また、琢磨がインディカーに出場している間、留守を預かるかたちとなる中野信治バイスプリンシパルも「ここにいる子供たちは素晴らしい可能性を秘めている子供たちだと思います。しかし、モータースポーツの世界は時間があっという間に過ぎてしまう」
「モータースポーツにも時短が求められている。レッドブルF1で戦っているマックス・フェルスタッペンは17歳でF1にデビューし優勝もしている。F1でもどんどん若返りをしているし、我々もその流れに取り残されないようにしないといけない」
「彼らが世界で戦えるドライバーになってもらえるように、我々も最大限のサポートをしますので、応援してあげてください」と挨拶した。

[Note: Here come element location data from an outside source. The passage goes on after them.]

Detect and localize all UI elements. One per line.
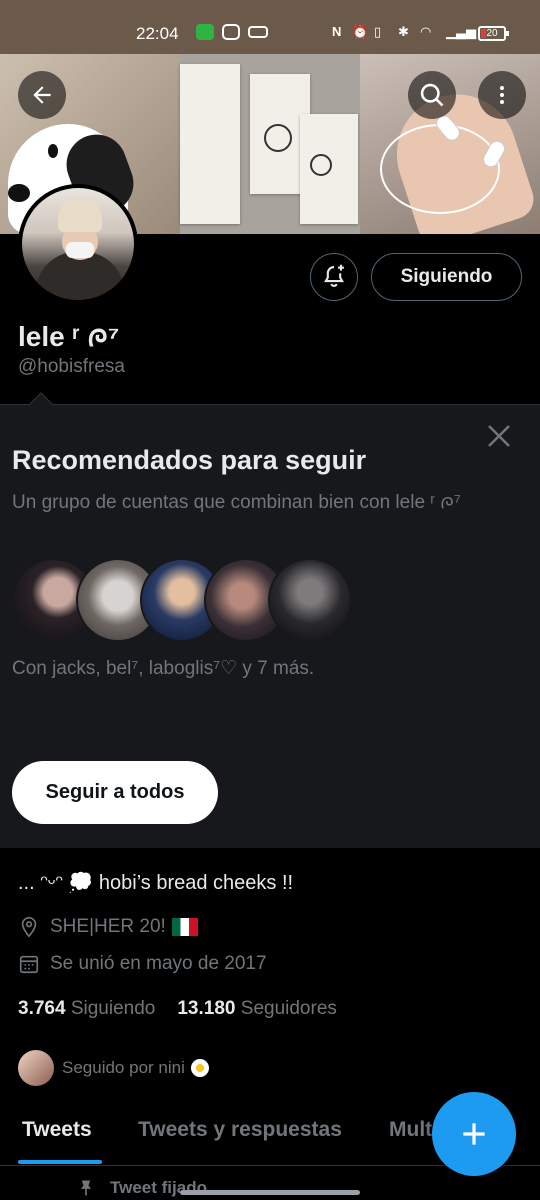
following-label: Siguiendo	[70, 998, 156, 1019]
followers-link[interactable]: 13.180 Seguidores	[177, 998, 337, 1019]
tab-tweets[interactable]: Tweets	[22, 1118, 92, 1142]
nfc-icon: N	[332, 24, 342, 39]
arrow-left-icon	[33, 86, 51, 104]
plus-icon	[463, 1123, 485, 1145]
profile-stats: 3.764 Siguiendo 13.180 Seguidores	[18, 998, 337, 1020]
following-button[interactable]: Siguiendo	[371, 253, 522, 301]
followers-label: Seguidores	[240, 998, 337, 1019]
following-count: 3.764	[18, 998, 66, 1019]
avatar-mask	[66, 242, 94, 258]
profile-avatar[interactable]	[18, 184, 138, 304]
pinned-text: Tweet fijado	[110, 1178, 207, 1197]
sketch-snoopy	[264, 124, 292, 152]
instagram-icon	[222, 24, 240, 40]
flower-icon	[190, 1059, 209, 1077]
profile-location-row: SHE|HER 20!	[18, 916, 198, 938]
follower-avatar	[18, 1050, 54, 1086]
recommended-avatars	[12, 558, 352, 642]
active-tab-indicator	[18, 1160, 102, 1164]
close-icon[interactable]	[484, 421, 514, 451]
compose-tweet-button[interactable]	[432, 1092, 516, 1176]
signal-icon: ▁▃▅	[446, 24, 476, 39]
recommendation-followers-text: Con jacks, bel⁷, laboglis⁷♡ y 7 más.	[12, 658, 315, 679]
mexico-flag-icon	[171, 918, 198, 936]
recommended-avatar[interactable]	[268, 558, 352, 642]
vibrate-icon: ▯	[374, 24, 382, 39]
followers-count: 13.180	[177, 998, 236, 1019]
status-bar: 22:04 N ⏰ ▯ ✱ ◠ ▁▃▅ 20	[0, 0, 540, 54]
recommendation-description: Un grupo de cuentas que combinan bien co…	[12, 492, 461, 513]
profile-name: lele ʳ ᰍ⁷	[18, 321, 120, 352]
profile-joined-date: Se unió en mayo de 2017	[50, 953, 267, 974]
followed-by-text: Seguido por nini	[62, 1058, 185, 1077]
home-indicator[interactable]	[180, 1190, 360, 1195]
back-button[interactable]	[18, 71, 66, 119]
avatar-hat	[58, 198, 102, 232]
alarm-icon: ⏰	[352, 24, 369, 39]
location-pin-icon	[21, 917, 37, 938]
profile-bio: ... ᵔᵕᵔ 💭 hobi’s bread cheeks !!	[18, 872, 294, 894]
profile-handle: @hobisfresa	[18, 356, 125, 377]
paper-note	[180, 64, 240, 224]
pinned-tweet-label: Tweet fijado	[76, 1178, 207, 1198]
recommendation-card: Recomendados para seguir Un grupo de cue…	[0, 392, 540, 848]
card-notch	[28, 392, 54, 418]
avatar-photo	[22, 188, 134, 300]
app-notification-icon-2	[248, 26, 268, 38]
bluetooth-icon: ✱	[398, 24, 409, 39]
follow-all-button[interactable]: Seguir a todos	[12, 761, 218, 824]
following-link[interactable]: 3.764 Siguiendo	[18, 998, 155, 1019]
profile-location: SHE|HER 20!	[50, 916, 166, 937]
app-notification-icon	[196, 24, 214, 40]
earphone-cable	[380, 124, 500, 214]
followed-by-row[interactable]: Seguido por nini	[18, 1050, 209, 1086]
tab-tweets-replies[interactable]: Tweets y respuestas	[138, 1118, 342, 1142]
recommendation-title: Recomendados para seguir	[12, 445, 367, 475]
wifi-icon: ◠	[420, 24, 432, 39]
calendar-icon	[19, 955, 39, 974]
battery-level: 20	[486, 28, 498, 39]
bell-plus-icon	[324, 264, 344, 287]
battery-icon: 20	[478, 26, 509, 41]
notifications-bell-button[interactable]	[310, 253, 358, 301]
more-options-button[interactable]	[478, 71, 526, 119]
sketch-figure	[310, 154, 332, 176]
dog-eye	[48, 144, 58, 158]
search-button[interactable]	[408, 71, 456, 119]
profile-joined-row: Se unió en mayo de 2017	[18, 953, 267, 975]
pin-icon	[81, 1180, 91, 1196]
more-vertical-icon	[500, 86, 504, 104]
status-time: 22:04	[136, 24, 179, 43]
dog-nose	[8, 184, 30, 202]
search-icon	[420, 83, 444, 107]
banner-panel-middle	[180, 54, 360, 234]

佐藤琢磨と中野信治は、1998年の在英時代からの間柄で、ジョーダンのテストドライバーだった中野が、イギリスに来たばかりの琢磨にいろいろアドバイスをしたり、共に世界のフィールドで戦いステップアップして来た旧知の仲だ。
その後、琢磨はF1を経てアメリカでインディ500のチャンピオンとなり、中野もモナコ、インディ500、ルマンと世界三大レースに出場した日本人唯一のドライバーとなった。
そんなふたりが今年からSRSを支え、世界に飛び出す若いドライバーを育てていくことになる。世界のモータースポーツを知り尽くした彼らが、どんな風に生徒たちを育てていくのか、大いに楽しみだ。